JodyFebruary 2, 2012 at 3:08 pm
Do you think this recipe could be made ahead and frozen for later use? I’m making this for dinner tonight. I doubt I’ll have leftovers but I was wondering for future reference. Thanks!
megan keatleyFebruary 4, 2012 at 2:43 pm
hard to say. but if it were me, i’d try it out. i can’t foresee any issues.
MarkMarch 5, 2012 at 5:47 pm
I can’t believe how good this is! I’ve made it several times and my teenagers even like it, ALOT! My only question is, is it supposed to take half of forever to cook the turnips until they’re soft? I’m cutting them in pretty small pieces (think diced).

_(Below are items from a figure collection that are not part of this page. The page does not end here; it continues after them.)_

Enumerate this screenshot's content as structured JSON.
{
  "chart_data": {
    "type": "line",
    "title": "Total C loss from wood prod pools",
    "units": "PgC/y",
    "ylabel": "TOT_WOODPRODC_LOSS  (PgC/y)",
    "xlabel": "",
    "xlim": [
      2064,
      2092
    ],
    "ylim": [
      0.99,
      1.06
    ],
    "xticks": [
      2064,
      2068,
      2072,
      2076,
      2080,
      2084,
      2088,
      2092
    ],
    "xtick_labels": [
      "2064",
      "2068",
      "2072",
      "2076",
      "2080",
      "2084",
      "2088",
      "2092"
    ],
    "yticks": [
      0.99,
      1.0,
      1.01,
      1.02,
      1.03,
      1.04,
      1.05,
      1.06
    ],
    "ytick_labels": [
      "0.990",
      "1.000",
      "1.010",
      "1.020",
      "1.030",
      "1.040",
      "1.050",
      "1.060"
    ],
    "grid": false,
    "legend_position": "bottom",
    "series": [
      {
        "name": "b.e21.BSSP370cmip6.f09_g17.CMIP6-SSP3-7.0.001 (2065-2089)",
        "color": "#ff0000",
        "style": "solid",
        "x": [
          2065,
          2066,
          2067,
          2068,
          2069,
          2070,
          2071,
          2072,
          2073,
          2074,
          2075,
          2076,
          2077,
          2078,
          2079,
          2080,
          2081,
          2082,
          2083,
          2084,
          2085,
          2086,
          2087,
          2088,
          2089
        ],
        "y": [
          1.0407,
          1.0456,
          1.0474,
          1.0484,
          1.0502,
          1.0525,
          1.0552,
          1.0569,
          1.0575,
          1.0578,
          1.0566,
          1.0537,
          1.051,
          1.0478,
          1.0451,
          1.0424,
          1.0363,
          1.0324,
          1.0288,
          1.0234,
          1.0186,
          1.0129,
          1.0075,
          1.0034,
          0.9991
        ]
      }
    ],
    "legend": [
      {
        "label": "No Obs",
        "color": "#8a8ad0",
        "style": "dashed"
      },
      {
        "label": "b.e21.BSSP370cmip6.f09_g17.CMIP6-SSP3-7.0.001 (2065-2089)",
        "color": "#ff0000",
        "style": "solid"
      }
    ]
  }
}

Thanks and keep up the fantastic work!
megan keatleyMarch 7, 2012 at 11:44 am
thanks so much mark! yeah, just cook ’em until they’re soft. i don’t think there’s any predefined, exact time…it would also depend on how small you cut them. smaller=faster
MeaghanApril 12, 2012 at 2:14 pm
Totally amazing! Made it this morning. Subbed salt-pepper-sage sausage from Homestead Heritage. It was so good. I think I’m going to eat it in cabbage leaf wraps.
Tip for cooking turnips faster: I cut them itty bitty, but here’s the real trick…after you let them crisp up a little bit (I left the stove at mediumish heat) I deglazed the skillet with some beef stock (use whatever stock you want). They were then perfect, and I didn’t waste all those wonderful flavor bits that were stuck to the bottom of the pan.
Thanks again guys for another smashing recipe! 🙂
brandon keatleyApril 17, 2012 at 11:39 am
wrapped in cabbage sounds so good! thanks meaghan!
Kirsty JoJuly 9, 2012 at 4:50 pm
We love this recipe! Tried it today with chopped green cabbage in lieu of the turnips,turned out yummy! I may add some tart apple next time.
megan keatleyJuly 16, 2012 at 11:51 am
oohhh apple. i like that idea.
AndrewOctober 20, 2012 at 7:12 pm
It’s on the stove as we speak…
DonnaAugust 27, 2013 at 10:16 pm
I’d add caraway seeds to hit the German notes a little too. Sounds great!